07-09-2015 10:59 AM
I would like to build a logistic regression model but I only have 500 responders and 3 Millions non responders! I have always been told that we need at least 1000 responders to have a decent model? Is there any solution for this? Will generating number of randoms samples based on 500 responders and add them into the modelelling dataset to get to 1000 responders work? (similar to boot-strapping sampling)
• Say create random 20% samples (i.e. select 20% of the universe) with the conversion rate of 0.02% I will need about 10 random samples to get to the response count of 1000
• For each sample I will need to create different dummy address ids for the responders – e.g. actual address_id||1 (for the 1st sample), and then address_id||2(for the 2nd sample)
• That way I will get a pool of about 1000 responders
• And then randomly select 1000 non-responders.
Your help would be much appreciated.
07-09-2015 12:11 PM
See some of the Suggested Answers in the MORE LIKE THIS section on the right hand side of your question.
There's a rule of thumb for responders to number of variables, bayesian estimates to resample, simulation methods that are options.
PS. I've never heard of the rule of 1000 responders in 10 years of stats, so it may be specific to your field perhaps?
07-09-2015 12:34 PM
I've always performed logistic regression based on the response rate and not the total number of responses. For instance, if you have a data set of 100,000 observations and of that 10,000 have a response (i.e. 10% response rate) you're just fine.
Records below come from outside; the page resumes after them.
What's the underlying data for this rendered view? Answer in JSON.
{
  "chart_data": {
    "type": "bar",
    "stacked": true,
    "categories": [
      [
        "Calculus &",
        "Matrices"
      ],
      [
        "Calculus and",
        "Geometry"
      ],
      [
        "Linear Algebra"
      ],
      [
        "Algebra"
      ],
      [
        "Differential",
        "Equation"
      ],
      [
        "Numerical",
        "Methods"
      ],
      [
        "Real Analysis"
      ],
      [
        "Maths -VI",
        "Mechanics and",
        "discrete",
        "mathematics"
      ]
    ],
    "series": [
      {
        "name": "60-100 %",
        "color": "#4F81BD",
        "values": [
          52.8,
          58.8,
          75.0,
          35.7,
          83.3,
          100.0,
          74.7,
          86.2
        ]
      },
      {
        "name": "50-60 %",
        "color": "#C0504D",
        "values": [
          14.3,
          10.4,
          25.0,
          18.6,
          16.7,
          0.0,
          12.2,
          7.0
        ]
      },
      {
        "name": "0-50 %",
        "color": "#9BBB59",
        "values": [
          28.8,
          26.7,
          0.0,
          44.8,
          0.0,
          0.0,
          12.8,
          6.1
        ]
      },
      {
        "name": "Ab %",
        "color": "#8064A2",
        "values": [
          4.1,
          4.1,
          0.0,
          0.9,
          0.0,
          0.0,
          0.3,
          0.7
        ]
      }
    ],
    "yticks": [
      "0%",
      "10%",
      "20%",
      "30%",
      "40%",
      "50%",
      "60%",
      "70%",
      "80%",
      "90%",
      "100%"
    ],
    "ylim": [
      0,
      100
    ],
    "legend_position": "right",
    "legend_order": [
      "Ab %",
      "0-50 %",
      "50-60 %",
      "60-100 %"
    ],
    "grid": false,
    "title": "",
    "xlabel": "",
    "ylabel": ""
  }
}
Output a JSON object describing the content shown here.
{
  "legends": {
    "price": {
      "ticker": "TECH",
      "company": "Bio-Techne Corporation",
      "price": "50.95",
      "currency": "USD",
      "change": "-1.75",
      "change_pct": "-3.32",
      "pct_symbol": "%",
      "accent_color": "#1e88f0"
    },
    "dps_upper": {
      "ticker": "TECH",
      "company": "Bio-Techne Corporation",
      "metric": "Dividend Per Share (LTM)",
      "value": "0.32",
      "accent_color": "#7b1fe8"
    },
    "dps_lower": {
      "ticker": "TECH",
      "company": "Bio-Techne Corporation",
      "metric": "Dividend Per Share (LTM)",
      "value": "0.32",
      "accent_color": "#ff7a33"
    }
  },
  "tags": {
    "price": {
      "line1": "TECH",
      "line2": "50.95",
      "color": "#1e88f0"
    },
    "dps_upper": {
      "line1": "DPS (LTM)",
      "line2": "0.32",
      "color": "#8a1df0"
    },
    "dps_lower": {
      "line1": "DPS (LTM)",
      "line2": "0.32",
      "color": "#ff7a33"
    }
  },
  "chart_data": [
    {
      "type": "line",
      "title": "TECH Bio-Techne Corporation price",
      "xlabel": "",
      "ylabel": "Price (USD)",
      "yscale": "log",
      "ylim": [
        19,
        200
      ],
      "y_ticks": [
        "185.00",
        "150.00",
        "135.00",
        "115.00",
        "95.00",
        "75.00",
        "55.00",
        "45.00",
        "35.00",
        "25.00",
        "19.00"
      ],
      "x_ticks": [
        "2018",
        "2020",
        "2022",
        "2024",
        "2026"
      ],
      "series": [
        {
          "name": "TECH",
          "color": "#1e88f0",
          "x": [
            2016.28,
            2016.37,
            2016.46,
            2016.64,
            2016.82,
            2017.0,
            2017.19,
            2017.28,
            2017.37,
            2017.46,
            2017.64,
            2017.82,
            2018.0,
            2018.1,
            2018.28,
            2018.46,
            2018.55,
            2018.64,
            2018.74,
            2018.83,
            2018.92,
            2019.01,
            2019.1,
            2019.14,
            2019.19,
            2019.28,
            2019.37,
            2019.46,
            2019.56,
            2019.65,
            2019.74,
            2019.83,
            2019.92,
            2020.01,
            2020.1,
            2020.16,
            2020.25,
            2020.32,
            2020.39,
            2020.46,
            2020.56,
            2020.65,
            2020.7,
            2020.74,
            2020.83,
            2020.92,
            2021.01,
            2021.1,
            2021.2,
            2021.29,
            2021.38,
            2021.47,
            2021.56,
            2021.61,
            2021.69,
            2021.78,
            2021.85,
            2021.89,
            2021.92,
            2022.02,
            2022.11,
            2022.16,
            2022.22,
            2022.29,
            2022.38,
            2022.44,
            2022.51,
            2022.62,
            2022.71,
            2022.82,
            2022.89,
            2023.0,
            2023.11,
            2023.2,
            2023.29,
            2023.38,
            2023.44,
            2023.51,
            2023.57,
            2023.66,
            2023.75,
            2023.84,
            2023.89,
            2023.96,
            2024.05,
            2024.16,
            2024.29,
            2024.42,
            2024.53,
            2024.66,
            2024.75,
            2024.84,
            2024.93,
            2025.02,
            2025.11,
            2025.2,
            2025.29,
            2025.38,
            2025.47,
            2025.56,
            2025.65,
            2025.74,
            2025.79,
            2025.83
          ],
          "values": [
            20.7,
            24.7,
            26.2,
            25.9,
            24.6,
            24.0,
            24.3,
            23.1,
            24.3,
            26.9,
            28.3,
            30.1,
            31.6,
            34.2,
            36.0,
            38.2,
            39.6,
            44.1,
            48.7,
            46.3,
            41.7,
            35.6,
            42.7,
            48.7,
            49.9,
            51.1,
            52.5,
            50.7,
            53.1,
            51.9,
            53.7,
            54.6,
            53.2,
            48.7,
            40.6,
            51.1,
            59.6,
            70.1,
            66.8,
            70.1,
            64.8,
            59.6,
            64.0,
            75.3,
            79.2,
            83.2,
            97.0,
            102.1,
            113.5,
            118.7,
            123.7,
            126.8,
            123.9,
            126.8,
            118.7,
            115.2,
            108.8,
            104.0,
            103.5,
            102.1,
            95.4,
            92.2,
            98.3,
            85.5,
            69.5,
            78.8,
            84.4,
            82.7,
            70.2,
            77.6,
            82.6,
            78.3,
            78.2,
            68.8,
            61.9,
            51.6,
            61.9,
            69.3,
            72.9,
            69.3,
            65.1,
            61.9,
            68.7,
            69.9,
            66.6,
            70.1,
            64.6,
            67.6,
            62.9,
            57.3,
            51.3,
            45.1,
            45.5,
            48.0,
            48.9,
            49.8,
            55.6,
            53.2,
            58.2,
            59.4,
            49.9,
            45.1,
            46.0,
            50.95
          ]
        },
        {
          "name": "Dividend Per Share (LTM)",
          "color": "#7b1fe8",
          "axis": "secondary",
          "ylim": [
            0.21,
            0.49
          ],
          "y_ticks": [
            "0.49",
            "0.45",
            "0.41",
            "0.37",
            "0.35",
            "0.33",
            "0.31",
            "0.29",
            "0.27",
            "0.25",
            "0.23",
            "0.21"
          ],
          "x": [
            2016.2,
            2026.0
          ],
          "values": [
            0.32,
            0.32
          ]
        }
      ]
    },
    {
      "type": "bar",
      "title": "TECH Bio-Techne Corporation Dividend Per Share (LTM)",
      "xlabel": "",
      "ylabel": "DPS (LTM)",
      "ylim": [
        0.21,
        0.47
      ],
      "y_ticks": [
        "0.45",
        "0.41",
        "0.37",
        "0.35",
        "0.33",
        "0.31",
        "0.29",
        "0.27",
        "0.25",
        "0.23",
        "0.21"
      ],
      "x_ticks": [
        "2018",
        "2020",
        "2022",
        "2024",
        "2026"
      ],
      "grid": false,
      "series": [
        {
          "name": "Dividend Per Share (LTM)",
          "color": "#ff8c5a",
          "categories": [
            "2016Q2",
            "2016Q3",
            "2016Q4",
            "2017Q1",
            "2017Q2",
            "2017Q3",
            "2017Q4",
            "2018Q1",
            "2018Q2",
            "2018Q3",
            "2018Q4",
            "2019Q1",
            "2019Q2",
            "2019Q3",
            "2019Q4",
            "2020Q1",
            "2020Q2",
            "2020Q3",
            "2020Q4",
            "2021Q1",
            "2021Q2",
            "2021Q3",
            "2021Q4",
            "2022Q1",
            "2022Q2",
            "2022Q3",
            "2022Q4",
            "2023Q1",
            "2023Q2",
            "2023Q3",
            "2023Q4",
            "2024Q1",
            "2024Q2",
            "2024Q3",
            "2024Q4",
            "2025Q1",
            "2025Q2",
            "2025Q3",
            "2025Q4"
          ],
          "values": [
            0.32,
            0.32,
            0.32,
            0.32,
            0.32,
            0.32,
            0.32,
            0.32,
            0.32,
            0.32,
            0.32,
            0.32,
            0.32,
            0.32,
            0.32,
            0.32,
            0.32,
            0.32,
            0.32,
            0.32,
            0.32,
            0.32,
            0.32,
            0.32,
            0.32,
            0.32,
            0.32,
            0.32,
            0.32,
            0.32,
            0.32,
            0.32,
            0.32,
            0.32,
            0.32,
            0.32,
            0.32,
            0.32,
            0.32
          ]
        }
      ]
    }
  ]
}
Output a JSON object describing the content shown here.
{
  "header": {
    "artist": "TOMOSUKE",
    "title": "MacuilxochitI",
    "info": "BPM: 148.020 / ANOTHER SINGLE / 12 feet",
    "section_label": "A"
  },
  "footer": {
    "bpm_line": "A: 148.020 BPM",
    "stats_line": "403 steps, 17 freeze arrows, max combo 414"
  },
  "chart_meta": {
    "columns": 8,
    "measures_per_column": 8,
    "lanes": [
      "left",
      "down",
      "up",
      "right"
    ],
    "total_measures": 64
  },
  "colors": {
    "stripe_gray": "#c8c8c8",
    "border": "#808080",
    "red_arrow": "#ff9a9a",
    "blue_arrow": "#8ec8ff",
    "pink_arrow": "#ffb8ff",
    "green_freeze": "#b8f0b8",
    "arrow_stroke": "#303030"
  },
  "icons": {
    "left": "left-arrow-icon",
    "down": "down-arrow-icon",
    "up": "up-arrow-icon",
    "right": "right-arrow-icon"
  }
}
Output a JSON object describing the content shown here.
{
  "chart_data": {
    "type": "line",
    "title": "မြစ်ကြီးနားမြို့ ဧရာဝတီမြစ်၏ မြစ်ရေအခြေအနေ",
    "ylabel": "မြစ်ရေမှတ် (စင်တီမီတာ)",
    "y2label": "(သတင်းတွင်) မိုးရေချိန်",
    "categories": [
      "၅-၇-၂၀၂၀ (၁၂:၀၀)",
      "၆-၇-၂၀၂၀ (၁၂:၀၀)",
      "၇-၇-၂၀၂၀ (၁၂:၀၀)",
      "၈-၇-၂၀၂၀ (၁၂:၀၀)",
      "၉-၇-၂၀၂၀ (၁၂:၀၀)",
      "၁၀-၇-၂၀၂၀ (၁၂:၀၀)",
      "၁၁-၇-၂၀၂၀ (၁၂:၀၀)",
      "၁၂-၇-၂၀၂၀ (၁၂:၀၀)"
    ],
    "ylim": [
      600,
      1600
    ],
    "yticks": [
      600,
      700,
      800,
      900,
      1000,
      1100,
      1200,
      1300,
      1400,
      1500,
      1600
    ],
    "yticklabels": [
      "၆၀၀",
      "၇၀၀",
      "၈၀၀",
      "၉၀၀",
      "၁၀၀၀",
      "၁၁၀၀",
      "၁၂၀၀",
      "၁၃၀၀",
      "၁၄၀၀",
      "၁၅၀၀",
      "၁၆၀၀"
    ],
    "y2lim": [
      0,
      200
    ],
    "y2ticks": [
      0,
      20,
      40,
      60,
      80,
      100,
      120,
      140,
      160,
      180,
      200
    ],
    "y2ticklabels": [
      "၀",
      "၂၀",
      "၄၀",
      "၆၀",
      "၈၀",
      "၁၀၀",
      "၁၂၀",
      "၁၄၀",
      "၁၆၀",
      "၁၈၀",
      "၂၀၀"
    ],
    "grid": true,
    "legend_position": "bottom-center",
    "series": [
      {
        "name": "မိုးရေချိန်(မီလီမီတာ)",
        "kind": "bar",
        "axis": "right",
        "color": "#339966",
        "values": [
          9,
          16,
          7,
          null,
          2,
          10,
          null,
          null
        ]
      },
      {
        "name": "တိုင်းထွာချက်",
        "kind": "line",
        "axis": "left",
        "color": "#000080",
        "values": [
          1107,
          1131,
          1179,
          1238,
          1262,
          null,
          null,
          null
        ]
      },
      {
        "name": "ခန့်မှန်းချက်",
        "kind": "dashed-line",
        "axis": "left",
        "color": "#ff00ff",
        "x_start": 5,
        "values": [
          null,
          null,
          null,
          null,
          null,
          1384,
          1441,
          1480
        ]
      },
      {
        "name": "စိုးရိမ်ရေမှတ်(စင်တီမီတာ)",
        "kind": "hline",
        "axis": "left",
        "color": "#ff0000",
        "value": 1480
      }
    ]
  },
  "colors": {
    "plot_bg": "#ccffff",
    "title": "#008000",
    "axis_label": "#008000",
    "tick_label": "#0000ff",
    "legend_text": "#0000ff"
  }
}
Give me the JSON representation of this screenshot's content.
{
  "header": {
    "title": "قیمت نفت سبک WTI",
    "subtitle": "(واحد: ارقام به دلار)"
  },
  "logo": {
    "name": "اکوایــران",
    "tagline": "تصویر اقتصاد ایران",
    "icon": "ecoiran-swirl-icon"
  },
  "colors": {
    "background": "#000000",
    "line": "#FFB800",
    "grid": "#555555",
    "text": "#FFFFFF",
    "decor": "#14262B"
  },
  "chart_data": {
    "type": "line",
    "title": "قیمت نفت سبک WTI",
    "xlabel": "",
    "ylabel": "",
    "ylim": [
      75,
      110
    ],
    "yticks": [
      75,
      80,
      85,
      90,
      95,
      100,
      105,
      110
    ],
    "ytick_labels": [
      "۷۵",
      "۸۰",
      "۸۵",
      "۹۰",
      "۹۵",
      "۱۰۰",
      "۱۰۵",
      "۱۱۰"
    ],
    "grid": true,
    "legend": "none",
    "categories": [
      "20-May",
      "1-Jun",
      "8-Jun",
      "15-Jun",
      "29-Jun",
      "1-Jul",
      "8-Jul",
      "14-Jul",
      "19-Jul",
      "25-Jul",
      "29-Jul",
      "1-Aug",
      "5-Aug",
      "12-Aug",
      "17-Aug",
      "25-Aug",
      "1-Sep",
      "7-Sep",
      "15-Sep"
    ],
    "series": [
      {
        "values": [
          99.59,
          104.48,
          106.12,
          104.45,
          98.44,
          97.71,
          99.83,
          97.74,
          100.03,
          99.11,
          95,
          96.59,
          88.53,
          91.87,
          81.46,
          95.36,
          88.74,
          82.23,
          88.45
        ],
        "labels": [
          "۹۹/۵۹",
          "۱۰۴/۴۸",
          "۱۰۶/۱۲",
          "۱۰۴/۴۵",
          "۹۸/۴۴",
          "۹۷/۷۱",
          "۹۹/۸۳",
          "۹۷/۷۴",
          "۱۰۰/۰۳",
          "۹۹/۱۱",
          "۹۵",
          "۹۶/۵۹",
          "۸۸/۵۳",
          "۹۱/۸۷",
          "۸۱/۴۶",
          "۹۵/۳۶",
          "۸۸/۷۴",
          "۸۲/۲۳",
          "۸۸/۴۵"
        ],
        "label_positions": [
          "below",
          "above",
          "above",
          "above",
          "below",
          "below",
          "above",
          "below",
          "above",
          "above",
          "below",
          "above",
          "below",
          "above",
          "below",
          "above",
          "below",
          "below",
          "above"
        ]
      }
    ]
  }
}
However, if you have a data set of 100,000 observations and only 100 have a response (i.e. 0.1% response rate) then you have a problem using regular logistic regression because of the issue with the maximum likelihood estimation suffering a degree of bias.
This is a good article from Paul Allen, who I really like and own a couple of his books with logistic regression, that discusses techniques to be used in this case.
07-09-2015 02:31 PM
http://gking.harvard.edu/files/gking/files/0s.pdf This seems to be key paper referred to by Paul Allen.
He was right...it is subject to mis-interpretation...as are all academic stats papers when used to answer sampling bias questions.
Graphic Visualizations certainly can help as can ad-hoc help systems in software.
How can JMP visualize the bias issues and also define the sampling complexity scenario in simpler terms perhaps with case examples?
07-10-2015 05:03 AM
I would suggest to do oversampling (select all the responsders and part of non responders) and later on correct for bias due to oversampling
07-10-2015 08:05 AM
OU. That is a good reason to use Possion Regression.
Take a look at Logistic Link function:
log(p/(1-p)) , if p ~ 0 then ==> log(p) , it is exactly the Possion Regression's Link function .
Or use negative binomial distribution .
Check proc genmod ,you can use both of these distribution .
BTW, There is a EXACT statement in proc logistic, you can use it for small sample data .
Also consider using Montal Carlo method ,which is also valuable in proc logistic.